WATCH: Testing support at $60.50. Hit entry point and added to the model portfolio.
5) Global Markets:
- EWW – Mexico broke higher today after test of support. Watch the upside follow through.
- China remains a country of contradictions. Not willing to trade currently, but the volatility is due to the potential issues in the housing sector. FXI remains in a downtrend short term and support at $37.75. We did get a bounce off the support, but still needs to validate the move higher.
- Europe bounced and held the last few days – that is the good news. Still looking for some positive momentum to lead the indexes higher. $40.25 resistance and $38.90 support.
- Japan (EWJ) broke higher, tested, and continued to move higher. Got the move above $10.20 and still moving to the upside. Watch the top at $10.55 level.
- Australia (EWA) making a move higher the last week as well. Uptrend accelerating.
Tracking Global Sectors of Interest:
EFA – Watch $56.90 support to hold on the recent test. The long term uptrend remains in play and support has held and the fund has moved back to resistance at the $59.30 level. Watch and trade accordingly if it breaks to new high short term.
6) Real Estate (REITS):
- Homebuilders bounced off support at $27. Watch to see if the upside remains after disappointing news in the housing sector. Housing remains in an uptrend despite the rumors.

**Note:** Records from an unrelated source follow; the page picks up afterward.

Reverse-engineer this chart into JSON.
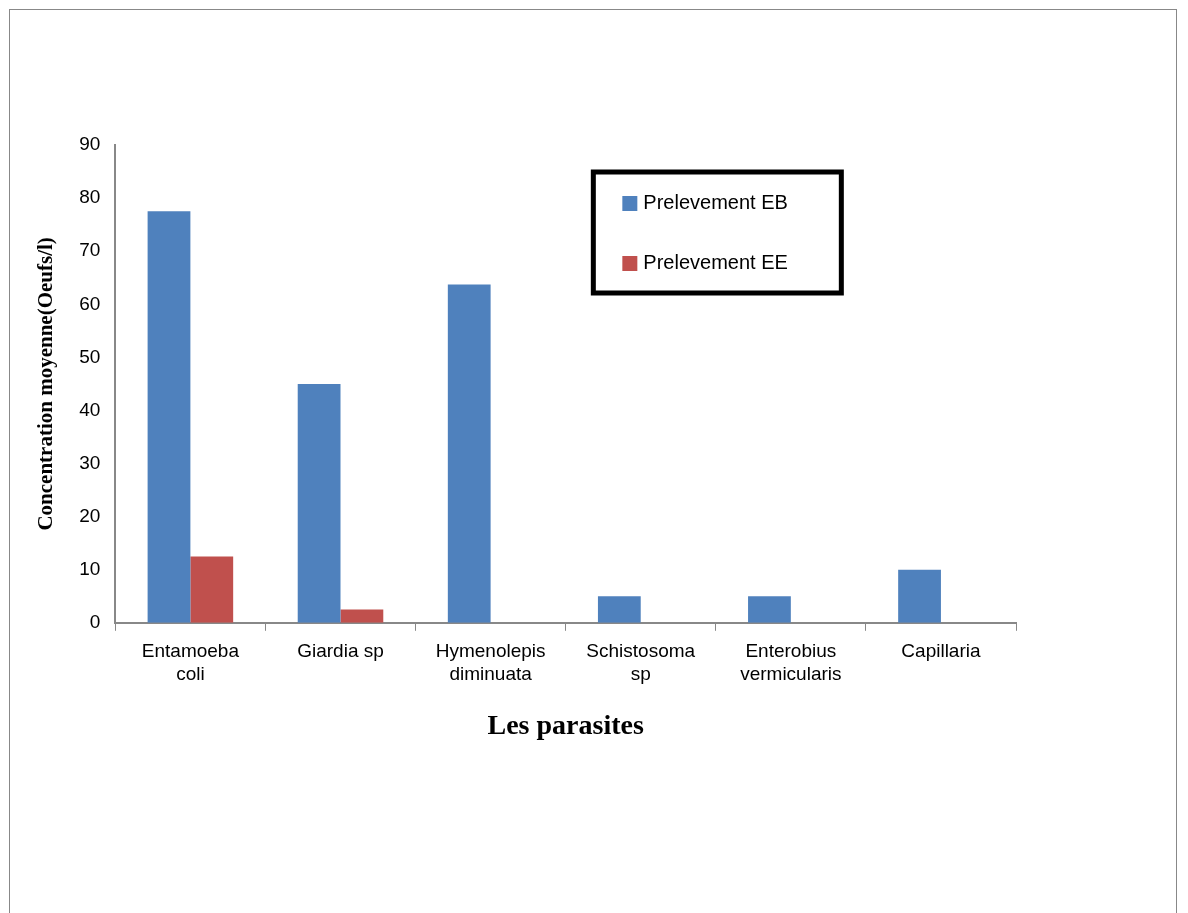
{
  "chart_data": {
    "type": "bar",
    "xlabel": "Les parasites",
    "ylabel": "Concentration moyenne(Oeufs/l)",
    "categories": [
      "Entamoeba coli",
      "Giardia sp",
      "Hymenolepis diminuata",
      "Schistosoma sp",
      "Enterobius vermicularis",
      "Capillaria"
    ],
    "series": [
      {
        "name": "Prelevement EB",
        "color": "#4f81bd",
        "values": [
          77.5,
          45,
          63.7,
          5,
          5,
          10
        ]
      },
      {
        "name": "Prelevement EE",
        "color": "#c0504d",
        "values": [
          12.5,
          2.5,
          null,
          null,
          null,
          null
        ]
      }
    ],
    "ylim": [
      0,
      90
    ],
    "yticks": [
      0,
      10,
      20,
      30,
      40,
      50,
      60,
      70,
      80,
      90
    ],
    "legend": "top right"
  }
}
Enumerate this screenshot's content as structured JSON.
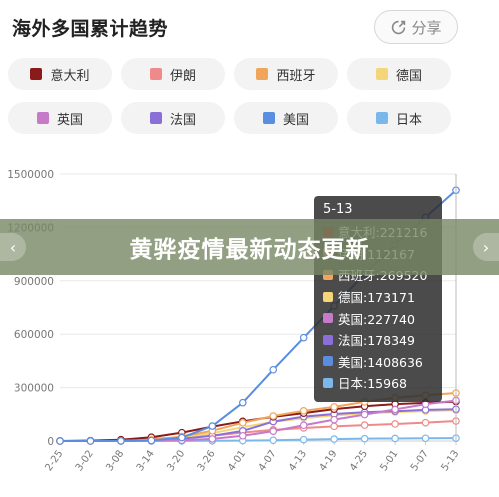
{
  "header": {
    "title": "海外多国累计趋势",
    "share_label": "分享"
  },
  "banner": {
    "text": "黄骅疫情最新动态更新"
  },
  "legend": [
    {
      "name": "意大利",
      "color": "#8b1a1a"
    },
    {
      "name": "伊朗",
      "color": "#ef8a8a"
    },
    {
      "name": "西班牙",
      "color": "#f0a55a"
    },
    {
      "name": "德国",
      "color": "#f5d57a"
    },
    {
      "name": "英国",
      "color": "#c77ac7"
    },
    {
      "name": "法国",
      "color": "#8a6fd8"
    },
    {
      "name": "美国",
      "color": "#5a8de0"
    },
    {
      "name": "日本",
      "color": "#7ab8ec"
    }
  ],
  "tooltip": {
    "title": "5-13",
    "rows": [
      {
        "label": "意大利:221216",
        "color": "#8b1a1a"
      },
      {
        "label": "伊朗:112167",
        "color": "#ef8a8a"
      },
      {
        "label": "西班牙:269520",
        "color": "#f0a55a"
      },
      {
        "label": "德国:173171",
        "color": "#f5d57a"
      },
      {
        "label": "英国:227740",
        "color": "#c77ac7"
      },
      {
        "label": "法国:178349",
        "color": "#8a6fd8"
      },
      {
        "label": "美国:1408636",
        "color": "#5a8de0"
      },
      {
        "label": "日本:15968",
        "color": "#7ab8ec"
      }
    ]
  },
  "chart_data": {
    "type": "line",
    "title": "海外多国累计趋势",
    "ylim": [
      0,
      1500000
    ],
    "yticks": [
      0,
      300000,
      600000,
      900000,
      1200000,
      1500000
    ],
    "categories": [
      "2-25",
      "3-02",
      "3-08",
      "3-14",
      "3-20",
      "3-26",
      "4-01",
      "4-07",
      "4-13",
      "4-19",
      "4-25",
      "5-01",
      "5-07",
      "5-13"
    ],
    "legend_position": "top",
    "series": [
      {
        "name": "意大利",
        "color": "#8b1a1a",
        "values": [
          322,
          2036,
          7375,
          21157,
          47021,
          80589,
          110574,
          135586,
          156363,
          178972,
          195351,
          207428,
          214457,
          221216
        ]
      },
      {
        "name": "伊朗",
        "color": "#ef8a8a",
        "values": [
          95,
          1501,
          6566,
          12729,
          19644,
          29406,
          47593,
          62589,
          73303,
          82211,
          89328,
          95646,
          103135,
          112167
        ]
      },
      {
        "name": "西班牙",
        "color": "#f0a55a",
        "values": [
          13,
          120,
          673,
          6391,
          24926,
          57786,
          102136,
          140510,
          169496,
          191726,
          219764,
          242988,
          256855,
          269520
        ]
      },
      {
        "name": "德国",
        "color": "#f5d57a",
        "values": [
          16,
          150,
          1040,
          4585,
          19848,
          43938,
          77872,
          107663,
          127854,
          143724,
          154175,
          162496,
          168162,
          173171
        ]
      },
      {
        "name": "英国",
        "color": "#c77ac7",
        "values": [
          13,
          36,
          273,
          1144,
          3983,
          11658,
          29474,
          55242,
          88621,
          120067,
          148377,
          177454,
          206715,
          227740
        ]
      },
      {
        "name": "法国",
        "color": "#8a6fd8",
        "values": [
          14,
          130,
          1126,
          4499,
          12612,
          29155,
          56989,
          109069,
          136779,
          151793,
          161488,
          167346,
          174791,
          178349
        ]
      },
      {
        "name": "美国",
        "color": "#5a8de0",
        "values": [
          57,
          100,
          541,
          2727,
          19383,
          83836,
          215417,
          400335,
          580619,
          759086,
          938154,
          1103461,
          1257023,
          1408636
        ]
      },
      {
        "name": "日本",
        "color": "#7ab8ec",
        "values": [
          164,
          254,
          455,
          780,
          963,
          1307,
          2178,
          4257,
          7645,
          10751,
          13182,
          14281,
          15354,
          15968
        ]
      }
    ]
  }
}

- REM – Mortgage REIT held $14.80 support. At the $15.23 resistance to move higher currently. Attempted to break higher on Monday.
- NLY- Annaly Capital Management finally broke above $15, and is testing the $15.20 support currently on the upside move.
Tracking Real Estate Sectors of Interest:
Real Estate Index (REITS) – The pullback test is in play for IYR and $67.25 support held. The break higher above $68.50 was positive for the continuation of the uptrend. Followed through on the upside. ADDED: Sector Rotation Model & S&P 500 Model.
7) Global Fixed Income:
- The sovereign debt issues had faded, but with Spain in the news again, Italy facing disruptive elections this weekend, and France taxing itself out of existence, too many concerns and the safest play is to avoid the asset class for now.
Watch and play according to your risk tolerance on any position taken. Everyone has different trading styles and you have to find what works for you and your personality. Don’t put yourself in positions you don’t understand or take risk you can’t tolerate. Not every trade results in a profit, but controlling your risk will limit the downside losses.